Protagoras, Tidak Ada Kebenaran Yang Absolut



    Protagoras merupakan salah satu filsuf aliran sofis yang hidup sebelum era Sokrates. Sebagai salah satu filsuf sofis, Protagoras mengklaim bahwa dirinya mengajar tentang kebijakan selama empat puluh tahun.

    Protagoras lahir di Aldbera, perkiraan tahun 490 SM dan meninggal pada tahun 420 SM. Masa lalunya kurang dapat diketahui, tapi diperkirakan ia sempat bekerja sebagai pengangkut barang sebelum nantinya dibawa oleh Democritus, seorang filsuf atomis untuk dijadikan murid setelah melihat kesempurnaan secara geometris cara Protagoras mengangkut kayu. Nantinya pertemuannya dengan Democritus lah yang menumbuhkan ketertarikan Protagoras terhadap filsafat.
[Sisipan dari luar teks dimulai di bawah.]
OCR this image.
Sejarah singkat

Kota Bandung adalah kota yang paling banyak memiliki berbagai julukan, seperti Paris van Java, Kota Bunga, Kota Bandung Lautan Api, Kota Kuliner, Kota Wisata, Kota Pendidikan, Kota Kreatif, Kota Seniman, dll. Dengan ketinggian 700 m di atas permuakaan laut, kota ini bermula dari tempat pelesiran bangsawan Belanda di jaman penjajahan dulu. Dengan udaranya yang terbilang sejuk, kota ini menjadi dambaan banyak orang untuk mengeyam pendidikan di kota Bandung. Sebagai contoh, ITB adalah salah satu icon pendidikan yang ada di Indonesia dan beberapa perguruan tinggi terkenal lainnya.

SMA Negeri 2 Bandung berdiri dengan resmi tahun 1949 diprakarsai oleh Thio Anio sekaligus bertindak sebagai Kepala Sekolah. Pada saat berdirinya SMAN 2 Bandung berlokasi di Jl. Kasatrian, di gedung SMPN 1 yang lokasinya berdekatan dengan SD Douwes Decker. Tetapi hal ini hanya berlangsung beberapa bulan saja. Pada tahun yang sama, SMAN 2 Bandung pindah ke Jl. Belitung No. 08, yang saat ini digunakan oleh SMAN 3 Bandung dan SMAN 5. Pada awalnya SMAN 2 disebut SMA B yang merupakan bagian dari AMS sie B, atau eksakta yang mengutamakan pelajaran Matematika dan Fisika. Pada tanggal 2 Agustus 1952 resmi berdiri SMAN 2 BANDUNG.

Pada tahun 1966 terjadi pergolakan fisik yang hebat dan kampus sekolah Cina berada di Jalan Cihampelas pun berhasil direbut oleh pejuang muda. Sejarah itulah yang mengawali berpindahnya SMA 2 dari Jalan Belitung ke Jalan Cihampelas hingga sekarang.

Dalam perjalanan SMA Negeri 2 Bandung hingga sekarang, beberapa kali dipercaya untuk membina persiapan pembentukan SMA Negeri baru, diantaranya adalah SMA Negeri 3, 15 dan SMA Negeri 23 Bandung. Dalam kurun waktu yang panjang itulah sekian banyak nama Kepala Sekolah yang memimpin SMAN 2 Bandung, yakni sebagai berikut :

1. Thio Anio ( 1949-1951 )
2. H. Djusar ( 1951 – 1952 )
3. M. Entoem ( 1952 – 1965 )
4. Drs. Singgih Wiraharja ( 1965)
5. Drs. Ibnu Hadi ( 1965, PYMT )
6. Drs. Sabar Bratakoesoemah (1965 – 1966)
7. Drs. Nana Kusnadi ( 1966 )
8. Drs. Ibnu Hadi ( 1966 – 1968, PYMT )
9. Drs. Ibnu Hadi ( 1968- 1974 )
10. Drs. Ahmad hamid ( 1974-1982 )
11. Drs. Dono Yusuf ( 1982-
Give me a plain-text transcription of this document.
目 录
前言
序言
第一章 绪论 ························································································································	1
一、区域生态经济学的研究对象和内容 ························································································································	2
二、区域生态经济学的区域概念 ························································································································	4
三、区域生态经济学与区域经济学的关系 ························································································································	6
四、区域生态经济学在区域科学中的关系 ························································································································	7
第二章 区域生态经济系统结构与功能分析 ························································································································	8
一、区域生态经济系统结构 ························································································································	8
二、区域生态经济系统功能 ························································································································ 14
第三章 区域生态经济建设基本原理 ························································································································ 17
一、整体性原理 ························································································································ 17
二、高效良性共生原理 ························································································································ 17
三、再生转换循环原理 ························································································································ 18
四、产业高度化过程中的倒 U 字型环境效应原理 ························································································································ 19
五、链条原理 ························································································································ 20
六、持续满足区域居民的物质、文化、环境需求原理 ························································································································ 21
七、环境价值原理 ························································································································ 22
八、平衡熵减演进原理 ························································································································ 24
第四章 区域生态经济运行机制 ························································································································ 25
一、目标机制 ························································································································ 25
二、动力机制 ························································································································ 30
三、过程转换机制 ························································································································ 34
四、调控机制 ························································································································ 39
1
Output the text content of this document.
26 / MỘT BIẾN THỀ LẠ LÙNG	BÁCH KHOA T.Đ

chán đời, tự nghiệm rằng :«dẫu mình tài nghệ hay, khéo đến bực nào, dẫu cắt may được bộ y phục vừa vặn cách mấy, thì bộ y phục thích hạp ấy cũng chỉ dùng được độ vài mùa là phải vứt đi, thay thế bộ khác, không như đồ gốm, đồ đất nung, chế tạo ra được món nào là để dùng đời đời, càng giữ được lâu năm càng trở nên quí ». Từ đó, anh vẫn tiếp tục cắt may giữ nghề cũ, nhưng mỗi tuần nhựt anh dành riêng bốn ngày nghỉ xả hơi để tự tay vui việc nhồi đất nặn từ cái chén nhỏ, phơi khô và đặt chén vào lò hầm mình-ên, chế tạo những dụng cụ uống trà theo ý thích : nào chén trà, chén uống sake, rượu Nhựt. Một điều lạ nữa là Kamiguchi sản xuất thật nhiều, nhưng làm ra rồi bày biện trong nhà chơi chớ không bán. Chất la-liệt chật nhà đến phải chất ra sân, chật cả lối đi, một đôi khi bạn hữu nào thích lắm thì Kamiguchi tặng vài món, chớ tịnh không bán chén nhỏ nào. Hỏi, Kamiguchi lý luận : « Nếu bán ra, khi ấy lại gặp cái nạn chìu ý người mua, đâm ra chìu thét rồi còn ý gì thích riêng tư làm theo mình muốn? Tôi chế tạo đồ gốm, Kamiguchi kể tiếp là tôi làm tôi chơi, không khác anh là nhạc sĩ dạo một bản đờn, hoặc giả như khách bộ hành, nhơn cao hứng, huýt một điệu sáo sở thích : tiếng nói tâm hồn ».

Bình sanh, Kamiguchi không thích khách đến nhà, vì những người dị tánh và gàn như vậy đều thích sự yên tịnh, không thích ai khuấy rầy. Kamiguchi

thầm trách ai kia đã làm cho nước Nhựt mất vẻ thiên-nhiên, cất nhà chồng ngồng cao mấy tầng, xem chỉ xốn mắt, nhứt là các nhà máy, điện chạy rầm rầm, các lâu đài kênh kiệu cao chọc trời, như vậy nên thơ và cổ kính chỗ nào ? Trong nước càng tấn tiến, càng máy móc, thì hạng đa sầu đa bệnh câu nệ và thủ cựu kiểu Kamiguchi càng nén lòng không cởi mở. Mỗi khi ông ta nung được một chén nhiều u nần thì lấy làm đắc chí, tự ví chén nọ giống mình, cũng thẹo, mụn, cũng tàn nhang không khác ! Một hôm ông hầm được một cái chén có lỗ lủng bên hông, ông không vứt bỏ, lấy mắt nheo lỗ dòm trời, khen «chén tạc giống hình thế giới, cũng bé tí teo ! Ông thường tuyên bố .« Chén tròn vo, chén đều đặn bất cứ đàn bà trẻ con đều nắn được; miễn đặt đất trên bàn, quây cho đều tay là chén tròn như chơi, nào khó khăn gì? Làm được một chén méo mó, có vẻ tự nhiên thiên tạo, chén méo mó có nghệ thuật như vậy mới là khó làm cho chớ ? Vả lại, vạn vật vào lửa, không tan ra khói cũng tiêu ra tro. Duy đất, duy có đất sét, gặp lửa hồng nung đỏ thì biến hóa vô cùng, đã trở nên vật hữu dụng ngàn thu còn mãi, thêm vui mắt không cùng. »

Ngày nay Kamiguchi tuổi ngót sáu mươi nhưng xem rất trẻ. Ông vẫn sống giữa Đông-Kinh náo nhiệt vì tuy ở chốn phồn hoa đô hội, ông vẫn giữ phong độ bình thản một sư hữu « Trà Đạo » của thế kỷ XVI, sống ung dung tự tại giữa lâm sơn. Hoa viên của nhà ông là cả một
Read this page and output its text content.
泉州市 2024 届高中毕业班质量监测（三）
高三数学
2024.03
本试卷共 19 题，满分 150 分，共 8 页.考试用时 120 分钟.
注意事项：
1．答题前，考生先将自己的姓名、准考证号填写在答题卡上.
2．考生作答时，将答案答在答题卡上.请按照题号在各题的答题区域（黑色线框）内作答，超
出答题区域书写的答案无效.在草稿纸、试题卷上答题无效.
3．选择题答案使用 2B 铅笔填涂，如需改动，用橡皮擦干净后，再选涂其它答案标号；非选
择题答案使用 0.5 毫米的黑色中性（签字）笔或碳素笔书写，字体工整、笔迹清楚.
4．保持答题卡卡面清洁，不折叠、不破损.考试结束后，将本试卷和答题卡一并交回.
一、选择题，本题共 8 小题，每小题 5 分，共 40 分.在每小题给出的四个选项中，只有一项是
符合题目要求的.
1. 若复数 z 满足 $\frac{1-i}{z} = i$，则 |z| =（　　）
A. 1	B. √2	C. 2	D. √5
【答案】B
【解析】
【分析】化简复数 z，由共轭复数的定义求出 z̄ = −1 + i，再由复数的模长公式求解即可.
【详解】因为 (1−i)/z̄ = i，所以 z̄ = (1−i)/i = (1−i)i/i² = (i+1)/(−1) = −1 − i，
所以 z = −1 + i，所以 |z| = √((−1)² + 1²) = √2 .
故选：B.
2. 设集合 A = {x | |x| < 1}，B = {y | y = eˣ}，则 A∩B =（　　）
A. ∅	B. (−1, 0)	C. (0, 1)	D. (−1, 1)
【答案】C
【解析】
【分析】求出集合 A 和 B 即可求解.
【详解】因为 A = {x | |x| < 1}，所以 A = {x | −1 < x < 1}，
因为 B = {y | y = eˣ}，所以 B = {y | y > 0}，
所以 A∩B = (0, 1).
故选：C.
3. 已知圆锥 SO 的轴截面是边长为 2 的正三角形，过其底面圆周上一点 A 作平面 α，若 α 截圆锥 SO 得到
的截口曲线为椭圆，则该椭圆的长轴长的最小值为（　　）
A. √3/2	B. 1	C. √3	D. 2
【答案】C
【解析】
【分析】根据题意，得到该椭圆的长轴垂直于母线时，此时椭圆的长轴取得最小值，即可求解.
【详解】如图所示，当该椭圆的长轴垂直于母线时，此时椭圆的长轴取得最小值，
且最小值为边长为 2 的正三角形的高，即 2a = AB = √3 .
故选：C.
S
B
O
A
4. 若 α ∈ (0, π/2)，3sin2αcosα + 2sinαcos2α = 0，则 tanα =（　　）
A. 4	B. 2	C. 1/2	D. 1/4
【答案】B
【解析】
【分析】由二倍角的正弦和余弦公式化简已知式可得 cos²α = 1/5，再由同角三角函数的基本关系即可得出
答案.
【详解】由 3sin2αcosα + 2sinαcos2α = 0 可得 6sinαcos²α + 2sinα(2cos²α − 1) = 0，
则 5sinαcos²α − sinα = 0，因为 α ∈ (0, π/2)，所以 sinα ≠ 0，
Hidupnya pun mulai berubah, dimana ia mulai dikenal sebagai filsuf handal bahkan berteman dekat dengan Pericles, politikus terkenal di Athena.

    Walaupun menjadi murid Democritus yang terkenal akan perhitungan matematisnya, hal itu tidak menurun kepada Protagoras bahkan dirinya membantah akan metode matematis. Protagoras skeptis terhadap konsep matematis, yang menurutnya tidak ada di dunia nyata. Perhitungan garis lurus sempurna di matematika menurut Protagoras tidak ada di dunia nyata. Nantinya pemikiran Protagoras ini menjadi fondasi filsafat relativismenya.

    Protagoras percaya bahwa kebenaran itu relatif dan tidak absolut. Sebagai contoh, ketika A merasakan udara sedang panas, mungkin B merasakan udara sedang dingin. Selain itu, salah satu konsep yang ia utarakan dan salah satu yang paling kontroversial adalah klaimnya terhadap keberadaan tuhan yang diragukan. Argumen kontroversial ini yang nantinya membuat Protagoras diasingkan.

    Tentu konsep relativisme ini dikritisi oleh banyak filsuf besar di kemudian hari seperti Plato. Masalah utama dalam argumen ini adalah, jika kebenaran adalah relatif, maka otomatis argumen Protagoras terkait kebenaran bisa jadi benar dan bisa jadi salah. Selain itu, tergabungnya Protagoras terhadap filsuf-filsuf sofis yang cenderung mengajar demi uang, dan tidak pernah fokus pada pencarian kebenaran sejati, melainkan hanya mencoba menguatkan argumen yang sebenarnya lemah, menimbulkan kritik besar dari filsuf-filsuf setelahnya.

    Terlepas dari berbagai kritik, kontribusi Protagoras terhadap perkembangan pemikiran filsafat tidak dapat dipungkiri. Ungkapannya yang terkenal, "Manusia adalah ukuran dari segala sesuatu" (homo mensura), menjadi fondasi penting bagi pengembangan filsafat humanisme di kemudian hari. Relativisme yang diperkenalkan Protagoras juga membuka jalan bagi perkembangan pemikiran kritis tentang sifat kebenaran dan realitas yang terus diperdebatkan hingga era modern. Meski para filsuf seperti Sokrates dan Plato mengkritik keras pendekatan sofis, dialog-dialog kritis ini justru memperkaya khazanah filsafat Yunani kuno dan membentuk landasan bagi tradisi filosofis Barat yang kita kenal saat ini.